May i know how do we pay the management fee?

Thanks.

Unknown said...

I think you should also consider good active managed funds that consistently outperforms the index over a long period of time. A 3%pa outperformance compounded over 20 years can net 80% more.

The problem with investors is the chasing for new unit trust launches; ie ipo mentality. They rushed to tech funds during tech boom in 2000 and to capital protected funds when tech busted in 2001.

Another is switching of funds too frequently which is akin to timing the market. With free switching offered by distributors, I am not sure it will benefit investors over the long term.

A Tan said...

There are only three ETFs here -- the two STI ETFs and the DBS Bond ETF.

The others are in pount of fact -- Exchange Traded Notes, even though SGX calls them ETFs.

The creators of these ETNs use derivatives -- they don't buy the shares unlike the three ETFs.
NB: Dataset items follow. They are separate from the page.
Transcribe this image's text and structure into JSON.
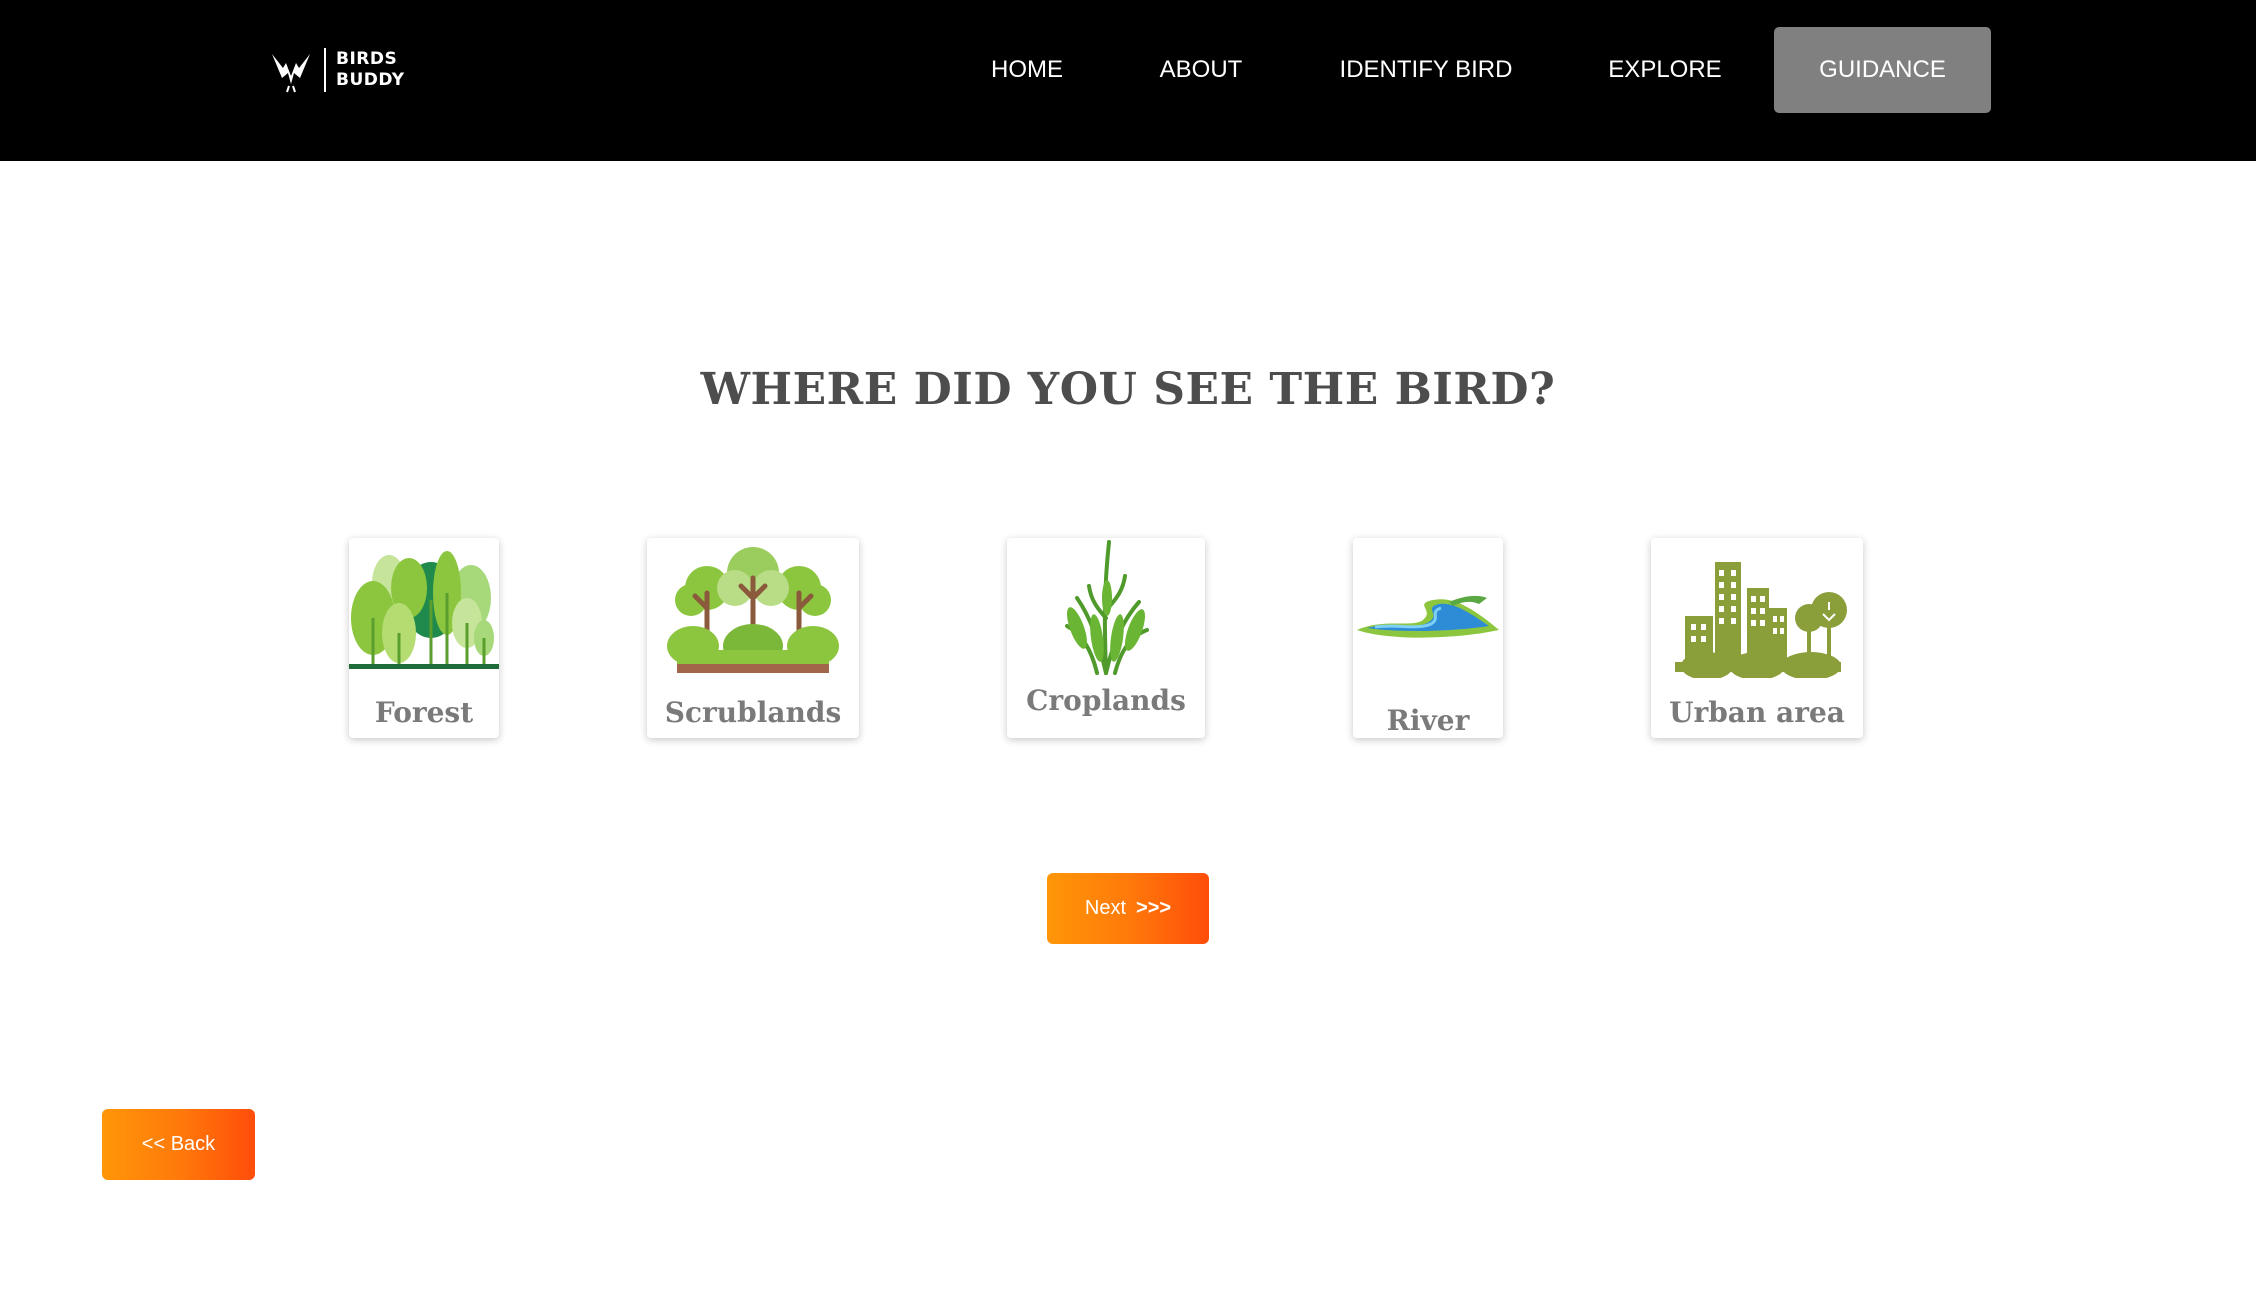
{
  "brand": {
    "line1": "BIRDS",
    "line2": "BUDDY"
  },
  "nav": [
    {
      "label": "HOME",
      "active": false
    },
    {
      "label": "ABOUT",
      "active": false
    },
    {
      "label": "IDENTIFY BIRD",
      "active": false
    },
    {
      "label": "EXPLORE",
      "active": false
    },
    {
      "label": "GUIDANCE",
      "active": true
    }
  ],
  "question": "WHERE DID YOU SEE THE BIRD?",
  "habitats": [
    {
      "label": "Forest",
      "icon": "forest-icon"
    },
    {
      "label": "Scrublands",
      "icon": "scrublands-icon"
    },
    {
      "label": "Croplands",
      "icon": "croplands-icon"
    },
    {
      "label": "River",
      "icon": "river-icon"
    },
    {
      "label": "Urban area",
      "icon": "urban-area-icon"
    }
  ],
  "next_button": {
    "label": "Next",
    "arrows": ">>>"
  },
  "back_button": {
    "label": "<< Back"
  },
  "colors": {
    "header_bg": "#000000",
    "active_nav_bg": "#808080",
    "button_gradient_start": "#ff9608",
    "button_gradient_end": "#ff4d0a",
    "heading_text": "#4d4d4d",
    "card_label_text": "#7a7a7a"
  }
}
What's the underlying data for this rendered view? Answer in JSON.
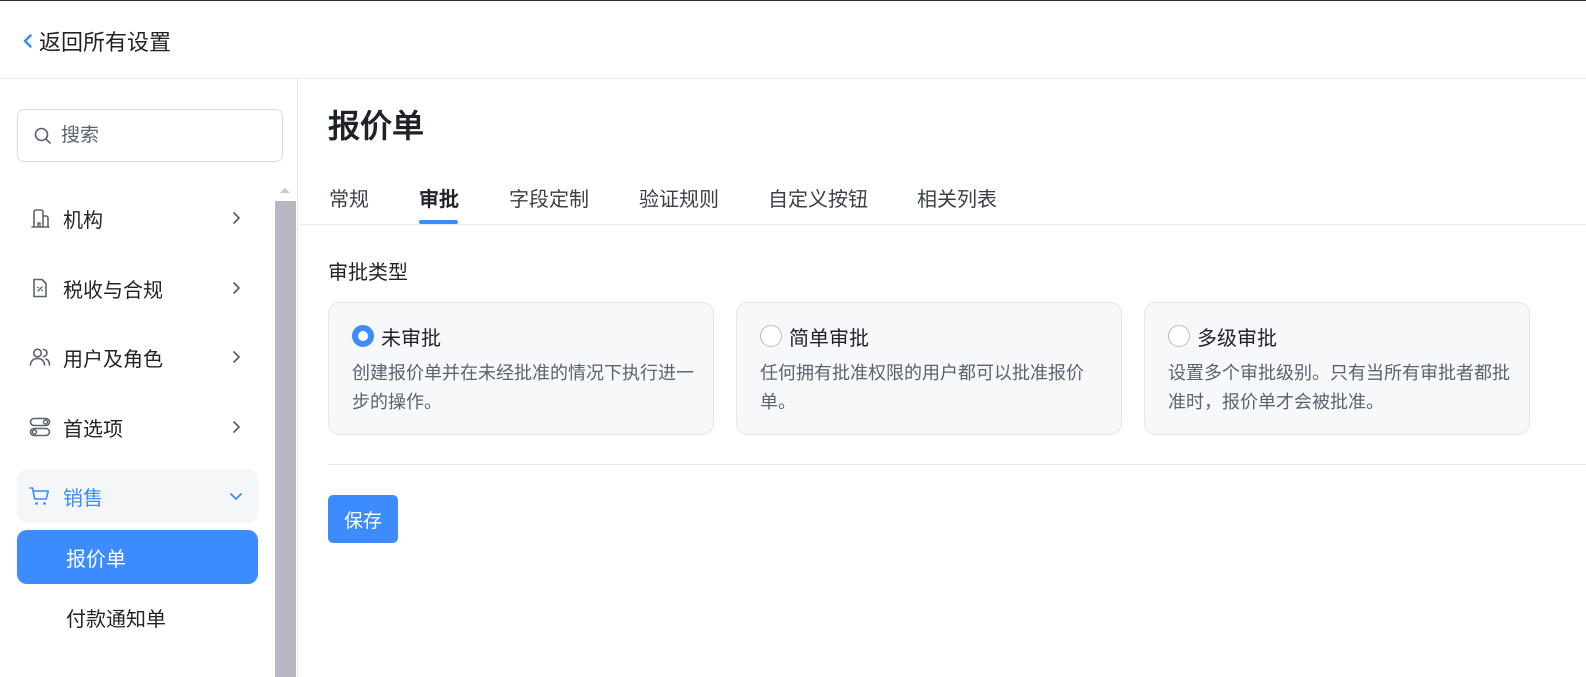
{
  "header": {
    "back_label": "返回所有设置"
  },
  "search": {
    "placeholder": "搜索"
  },
  "sidebar": {
    "items": [
      {
        "label": "机构",
        "icon": "building-icon"
      },
      {
        "label": "税收与合规",
        "icon": "tax-document-icon"
      },
      {
        "label": "用户及角色",
        "icon": "users-icon"
      },
      {
        "label": "首选项",
        "icon": "preferences-icon"
      },
      {
        "label": "销售",
        "icon": "cart-icon",
        "expanded": true
      }
    ],
    "sub_items": [
      {
        "label": "报价单",
        "active": true
      },
      {
        "label": "付款通知单"
      }
    ]
  },
  "main": {
    "title": "报价单",
    "tabs": [
      {
        "label": "常规"
      },
      {
        "label": "审批",
        "active": true
      },
      {
        "label": "字段定制"
      },
      {
        "label": "验证规则"
      },
      {
        "label": "自定义按钮"
      },
      {
        "label": "相关列表"
      }
    ],
    "section_label": "审批类型",
    "options": [
      {
        "title": "未审批",
        "description": "创建报价单并在未经批准的情况下执行进一步的操作。",
        "selected": true
      },
      {
        "title": "简单审批",
        "description": "任何拥有批准权限的用户都可以批准报价单。",
        "selected": false
      },
      {
        "title": "多级审批",
        "description": "设置多个审批级别。只有当所有审批者都批准时，报价单才会被批准。",
        "selected": false
      }
    ],
    "save_label": "保存"
  },
  "colors": {
    "accent": "#3c8cff",
    "text": "#1f2329",
    "muted": "#5b6270",
    "card_bg": "#f7f8fa",
    "scrollbar": "#b7b6c1"
  }
}
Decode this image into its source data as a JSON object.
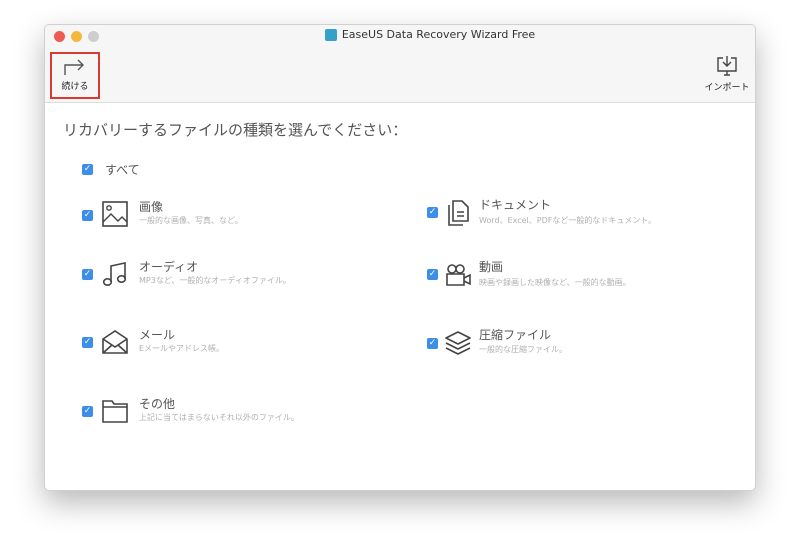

As these ETNs are structured products, they are subject to the same risks in theory as things like minibonds and HN5, Pinnacle and Jubilee notes. But as they are listed, one can reasonably expect that SGX has done its due diligence on these ETNs.

Vincent Sear said...

You only pay transaction fee to your brokerage firm, i.e. the buy and sell commissions, usually 0.5% or S$25 minimum if you trade online. The fund management fee isn't charged to you directly; it's charged to the fund and dedicted from the fund NAV.

Anonymous said...

ETFs are a good starting point for new investors, but bear in mind they work in the same way as shares traded on SGX, and thus swing up and down in the prices according to market sentiment.

Vincent Sear said...

Don't dabble in stocks if you don't have S$10k lump sum to put aside for quite a while. If you buy one lot of penny stocks at say S$0.50, i.e. S$500 for 1,000, though commission rate is quoted at 0.5%, you'd still incur a minimum of about S$25. Upon selling another, S$25. That's total costs of about 10%. For only a few minutes or even seconds of order matching and trade clearing, that's proportionately even a worse deal than buying the most expensive endowment policy.

The last generation of stock traders probably started off with SIA. The generation probably started off with SingTel. I'd recommend (with disclaimer for any responsibility towards outcome of course) that newcomers start off with SingTel and StateStreet Tracker to get a feel of the market in a relatively more stable way first. Then venture to others.

Anonymous said...

is it possible to short sell an ETF

Vincent Sear said...

I think that SGX rule on naked shortselling is one day only; if not settled within the same trading day, next trading day morning forced buyback. For covered shortselling, you have to check with your stockbroker for stockborrowing. Anyway, I don't recommend shortselling ETFs. Candidate stocks for shortselling should have the characteristics of fluctuating widely and regularly.